Но приезжает парижанин. Или любой житель большого города, где слова превратились в товар. Он говорит «люблю» как «доброе утро». Обещает «навсегда» как «до завтра». Его речь — шоколадная глазурь на пустом корже. Сладкая. Приторная. И ничего внутри.
Амели это чувствует инстинктом земли. Она — дочь яблоневого сада, морского ветра, каменных стен. Она знает: настоящее не кричит. Оно молчит. Настоящая любовь — не в клятвах, а в том, как отец молча перевязывает рану убийце своей дочери, потому что клятва гостеприимства сильнее боли.

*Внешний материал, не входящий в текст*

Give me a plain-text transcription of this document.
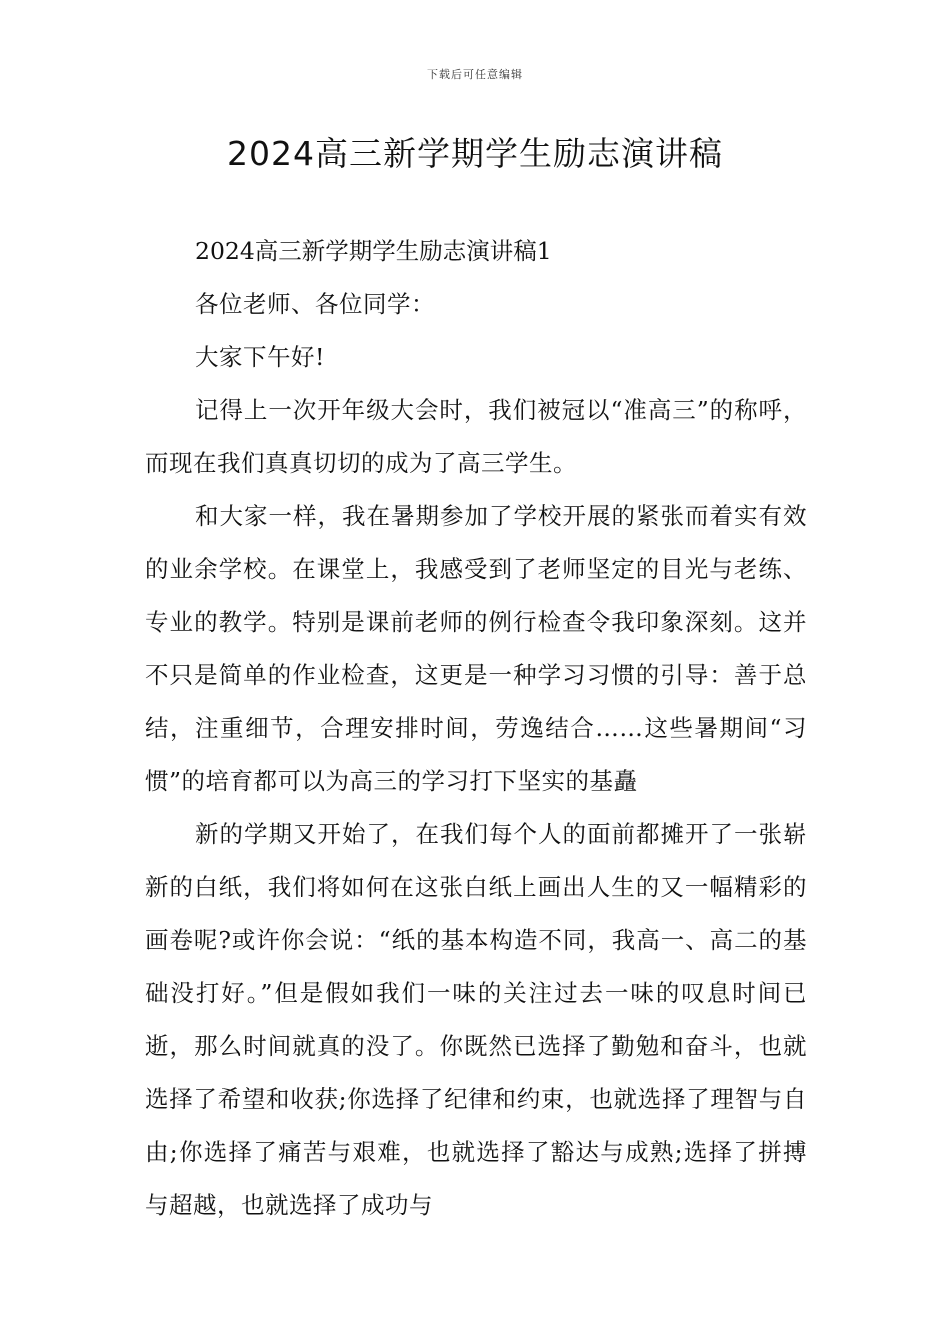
下载后可任意编辑
2024高三新学期学生励志演讲稿

2024高三新学期学生励志演讲稿1

各位老师、各位同学：

大家下午好!

记得上一次开年级大会时，我们被冠以“准高三”的称呼，而现在我们真真切切的成为了高三学生。

和大家一样，我在暑期参加了学校开展的紧张而着实有效的业余学校。在课堂上，我感受到了老师坚定的目光与老练、专业的教学。特别是课前老师的例行检查令我印象深刻。这并不只是简单的作业检查，这更是一种学习习惯的引导：善于总结，注重细节，合理安排时间，劳逸结合……这些暑期间“习惯”的培育都可以为高三的学习打下坚实的基矗

新的学期又开始了，在我们每个人的面前都摊开了一张崭新的白纸，我们将如何在这张白纸上画出人生的又一幅精彩的画卷呢?或许你会说：“纸的基本构造不同，我高一、高二的基础没打好。”但是假如我们一味的关注过去一味的叹息时间已逝，那么时间就真的没了。你既然已选择了勤勉和奋斗，也就选择了希望和收获;你选择了纪律和约束，也就选择了理智与自由;你选择了痛苦与艰难，也就选择了豁达与成熟;选择了拼搏与超越，也就选择了成功与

Настоящая верность — не в признаниях, а в том, как брат мёртвого аккордеониста играет ту же мелодию на том же инструменте, с западающей клавишей «соль».
Именно поэтому финал рассказа неизбежен. Жан-Поль умирает не от пули корсиканца. Он умирает от собственных слов — тех самых, что он вывел на песке перед смертью: Paroles, Paroles. Он сам стал тем, кем был всегда — пустым эхом. И океанская волна, сметающая надпись, — это не месть природы. Это милосердие. Милосердие к тем, кто слишком поздно понял: слова должны быть делом. Или не быть вовсе.
Глава первая. Беглец в тумане
Туман опускался на Нормандию, как погребальный саван. Он стелился над серебристыми яблоневыми садами, цеплялся за острые шпили церквушек, вползал в узкие улочки прибрежных деревушек, где время текло медленнее, чем смола. В таком тумане можно было спрятать всё: прошлое, страх, даже труп. Именно поэтому Жан-Поль Тартиньян выбрал этот край — не ради живописных пейзажей, а ради спасения.
Его «Пежо-403» с чёрными боками и пыльными стёклами, купленный наспех у алжирца в пригороде Парижа, скрипел на каждой колее нормандской дороги.
Он был не дурак, поэтому без сожаления расстался со своим спортивным Maserati 200SI; не стал его даже продавать, чтобы по редкому дорогому гоночному авто преследователи не выследили перемещения его владельца, а столкнул ярко-красный кабриолет с обрыва, облив его бензином и бросив в салон из белоснежной кожи окурок сигары.
За рулём Жан-Поль сидел, впившись пальцами в кожаный руль, будто боясь, что машина в любой момент взбунтуется и вернёт его туда, откуда он бежал. На заднем сиденье лежал чемодан с деньгами, пистолет Walther PPK и фотография — единственная реликвия из другой жизни: мать в Неаполе, улыбающаяся на фоне вулкана Везувий.
Он лишь раз остановился у деревенского трактира, чтобы наспех выпить кофе с круассанами; зачем-то сорвал у обочины букет ромашек и погнал дальше.
Ему было тогда двенадцать. Теперь — тридцать восемь, и каждая морщина на лице выцарапана не годами, а решениями, за которые приходилось платить чужой кровью.
Он был франко-итальянцем по рождению, парижанином по привычкам, гангстером по призванию. «Капо» парижского филиала семьи Гамбино — звучало громко, но на деле означало вечную войну: с корсиканцами из «семьи Джин Дже Колонны», с алжирскими контрабандистами, с полицией, что закрывала глаза за щедрые взятки, пока не начинали стрелять слишком громко.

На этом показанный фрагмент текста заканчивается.